Overview The objective of this individual assignment is to evaluate your understanding of the basic theory, concepts, and various methods and algorithms in data mining, and assess your skills of applying appropriate Python packages, such as NumPy, Pandas, Matplotlib, and Scikit-learn, etc., to carry out a data mining project.
This dataset contains all the road accidents occurring in London boroughs which have been reported to the police over a certain period of time. Your role in this project is two- fold: acting as a business client and as a data analyst. As a business client, you are expected to raise meaningful business concerns/problems in relation to the data given. And as a data analyst, you are required to follow a proper data mining methodology and apply various techniques covered in lectures to analyse your data to address the business concerns and problems having been raised.
You must contact the module leader to know which borough`s data in the dataset you need to analyse.
Tasks You are required to undertake the following tasks:
1. Problem Identification
Read the data description file (metadata) to learn the basic characteristics of the dataset including the certain business context associated with the data, the total number of attributes (dimensions, variables), the data type of each attribute, the value range/mode, skewness, and kurtosis of each attribute, the total number of instances, and simple data exploration with essential plotting, etc.
Identify a set of meaningful business problems of interest with regard to the data for analysis.
Identify what data mining tasks need to be performed in order to address the business problems raised.
2. Data Preparation
Determine which variables to be used in which analysis. Also refer to 1.2. and 1.3. Task 1.
Get your data for analysis. Choose appropriate methods for data pre-processing, including detecting and dealing with incorrect data types, irrelevant variables, missing values, outliers, imbalanced classes, and duplicates, changing data type, and conducting proper dimensionality reduction, feature extraction, data transformation, data partition, and normalisation, etc. where appropriate. Also refer to1.1. Task 1.
3. Model Construction
With the pre-processed dataset undertake the data mining tasks you have identified in 1.2. You are required to apply two different algorithms for both predictive and descriptive modelling. For descriptive modelling, you may choose to use the k- means clustering and various EDA (Exploratory Data Analysis) methods, e. g., histograms, bar charts, and Person`s correlation coefficient, etc. For predictive modelling, for example, you may use decision trees and artificial neural networks, or decision trees and k-nearest-neighbour, etc.

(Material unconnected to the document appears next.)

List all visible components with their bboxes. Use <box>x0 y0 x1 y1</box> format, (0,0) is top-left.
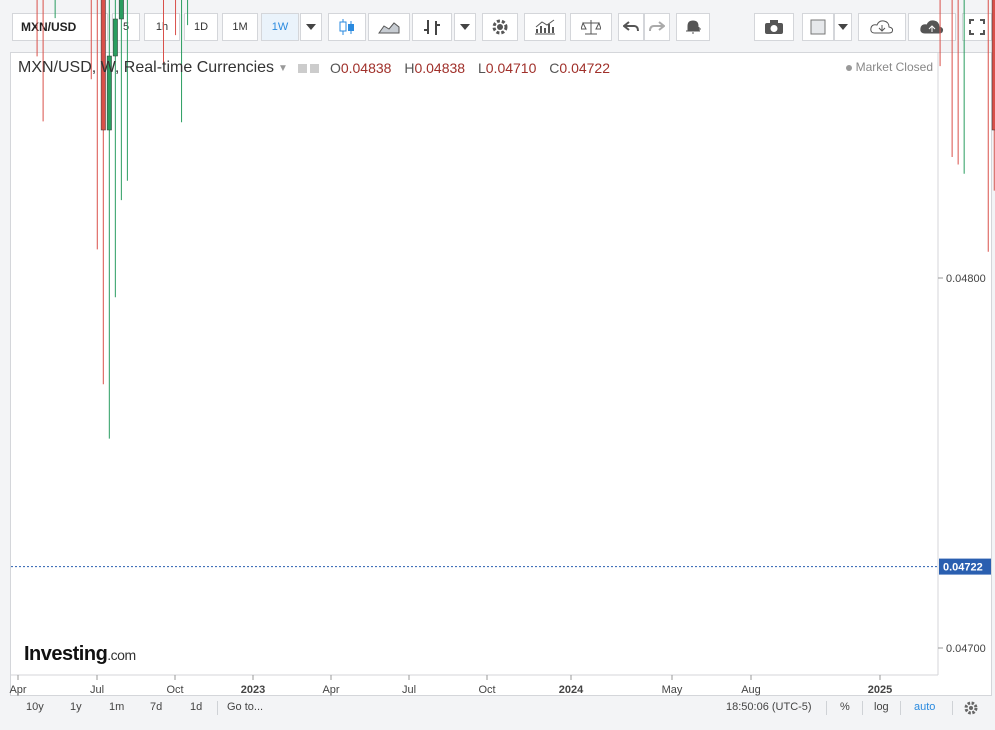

In order to build the most appropriate and accurate models and identify meaningful hidden patterns, different settings for the relevant model parameters should be considered for each of the selected algorithms and methods.
4. Model Interpretation and Evaluation
Interpret the descriptive models created, such as clusters created using k-means algorithms, correlation among variables, and various relevant plots created.
Compare the performances of different predictive models in terms of accuracy, error rate, generalisation capability (over-fitting), simplicity and cost, etc., where appropriate.
Discuss the meaningfulness and usefulness of the models built and the patterns revealed, and how the models and the patterns can be used to address the original business concerns. This includes both descriptive and predictive models.
5. A summary of the main findings of the project.